After working closely with this program, it's quite obvious that it is a boondoggle for big pharm. And many seniors recognized this right away. With an estimated 90% of those eligible indeed going ahead and signing on this year, big pharm and its insurance industry bed fellows reap the benefits of premiums, and the 10% that should have but didn't sign up now will pay the penalties in years to come, with the penalties going to the government, supposedly back into the medicare program.

I was surprised and disgusted at the various ways many news reports and talking heads organized their words to make it sound like it was mandatory that someone sign up this year.
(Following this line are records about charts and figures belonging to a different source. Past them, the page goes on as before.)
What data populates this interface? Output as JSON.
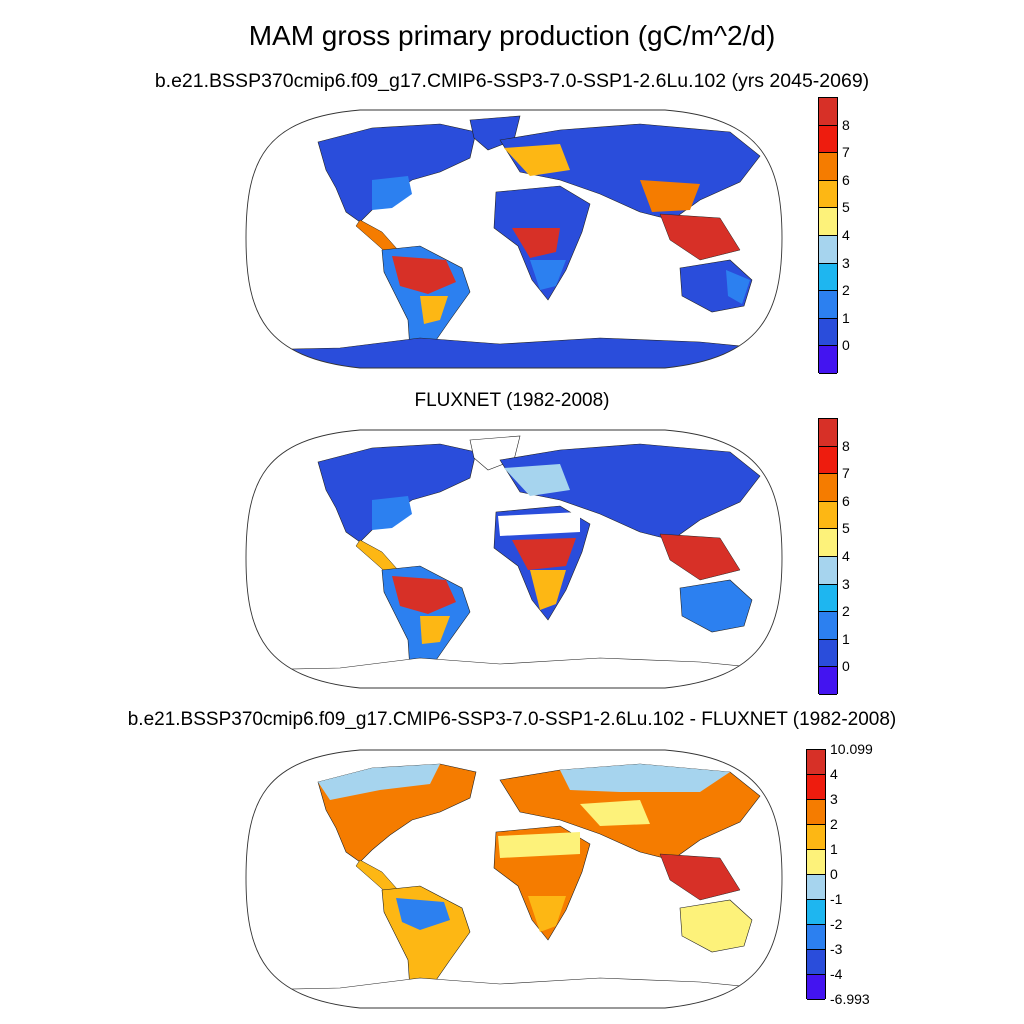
{
  "figure": {
    "title": "MAM gross primary production (gC/m^2/d)"
  },
  "panels": [
    {
      "id": "model",
      "title": "b.e21.BSSP370cmip6.f09_g17.CMIP6-SSP3-7.0-SSP1-2.6Lu.102 (yrs 2045-2069)",
      "projection": "robinson",
      "colorbar": {
        "labels": [
          "8",
          "7",
          "6",
          "5",
          "4",
          "3",
          "2",
          "1",
          "0"
        ],
        "colors": [
          "#d73027",
          "#ee1c0e",
          "#f57c00",
          "#fdb714",
          "#fdf27a",
          "#a6d4ee",
          "#1eb6f0",
          "#2c80f0",
          "#2a4ddb",
          "#4314f0"
        ]
      }
    },
    {
      "id": "obs",
      "title": "FLUXNET (1982-2008)",
      "projection": "robinson",
      "colorbar": {
        "labels": [
          "8",
          "7",
          "6",
          "5",
          "4",
          "3",
          "2",
          "1",
          "0"
        ],
        "colors": [
          "#d73027",
          "#ee1c0e",
          "#f57c00",
          "#fdb714",
          "#fdf27a",
          "#a6d4ee",
          "#1eb6f0",
          "#2c80f0",
          "#2a4ddb",
          "#4314f0"
        ]
      }
    },
    {
      "id": "diff",
      "title": "b.e21.BSSP370cmip6.f09_g17.CMIP6-SSP3-7.0-SSP1-2.6Lu.102 - FLUXNET (1982-2008)",
      "projection": "robinson",
      "colorbar": {
        "labels": [
          "10.099",
          "4",
          "3",
          "2",
          "1",
          "0",
          "-1",
          "-2",
          "-3",
          "-4",
          "-6.993"
        ],
        "colors": [
          "#d73027",
          "#ee1c0e",
          "#f57c00",
          "#fdb714",
          "#fdf27a",
          "#a6d4ee",
          "#1eb6f0",
          "#2c80f0",
          "#2a4ddb",
          "#4314f0"
        ]
      }
    }
  ]
}
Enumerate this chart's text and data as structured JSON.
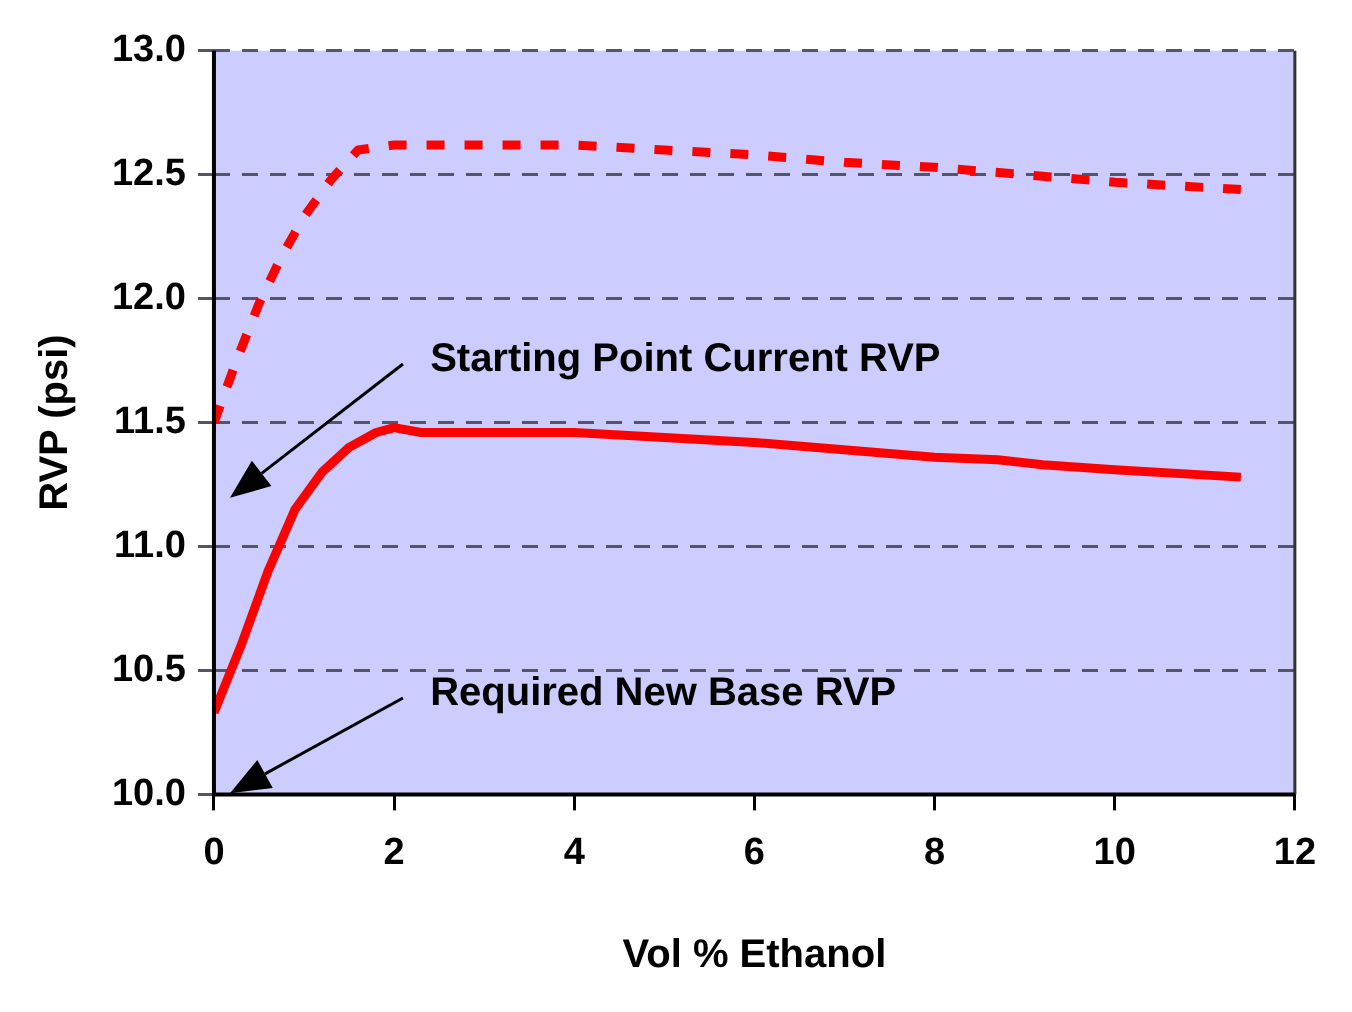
{
  "chart_data": {
    "type": "line",
    "xlabel": "Vol % Ethanol",
    "ylabel": "RVP (psi)",
    "xlim": [
      0,
      12
    ],
    "xticks": [
      0,
      2,
      4,
      6,
      8,
      10,
      12
    ],
    "ylim": [
      10,
      13
    ],
    "yticks": [
      {
        "value": 10,
        "label": "10.0"
      },
      {
        "value": 10.5,
        "label": "10.5"
      },
      {
        "value": 11,
        "label": "11.0"
      },
      {
        "value": 11.5,
        "label": "11.5"
      },
      {
        "value": 12,
        "label": "12.0"
      },
      {
        "value": 12.5,
        "label": "12.5"
      },
      {
        "value": 13,
        "label": "13.0"
      }
    ],
    "grid": "y",
    "legend": false,
    "marker": "none",
    "series": [
      {
        "color": "#ff0000",
        "line_style": "dashed",
        "x": [
          0,
          0.25,
          0.5,
          0.75,
          1.0,
          1.3,
          1.6,
          2,
          3,
          4,
          5,
          6,
          7,
          8,
          9,
          10,
          11.4
        ],
        "values": [
          11.5,
          11.75,
          11.98,
          12.17,
          12.33,
          12.48,
          12.6,
          12.62,
          12.62,
          12.62,
          12.6,
          12.58,
          12.55,
          12.53,
          12.5,
          12.47,
          12.44
        ]
      },
      {
        "color": "#ff0000",
        "line_style": "solid",
        "x": [
          0,
          0.3,
          0.6,
          0.9,
          1.2,
          1.5,
          1.8,
          2.0,
          2.3,
          4,
          6,
          8,
          8.7,
          9.2,
          10,
          11.4
        ],
        "values": [
          10.33,
          10.6,
          10.9,
          11.15,
          11.3,
          11.4,
          11.46,
          11.48,
          11.46,
          11.46,
          11.42,
          11.36,
          11.35,
          11.33,
          11.31,
          11.28
        ]
      }
    ],
    "annotations": [
      "Starting Point Current RVP",
      "Required New Base RVP"
    ]
  }
}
This program was totally voluntary, and in my case, since I was hired to EDUCATE seniors independent of the government and any insurance plan, I made it clear up front that this was a VOLUNTARY program, then ran the "numbers" specifically for their case to show what the "penalty" looked like if they waited 7 more months (or more). I felt that was the ONLY honest way to truly EDUCATE the individual on their choices.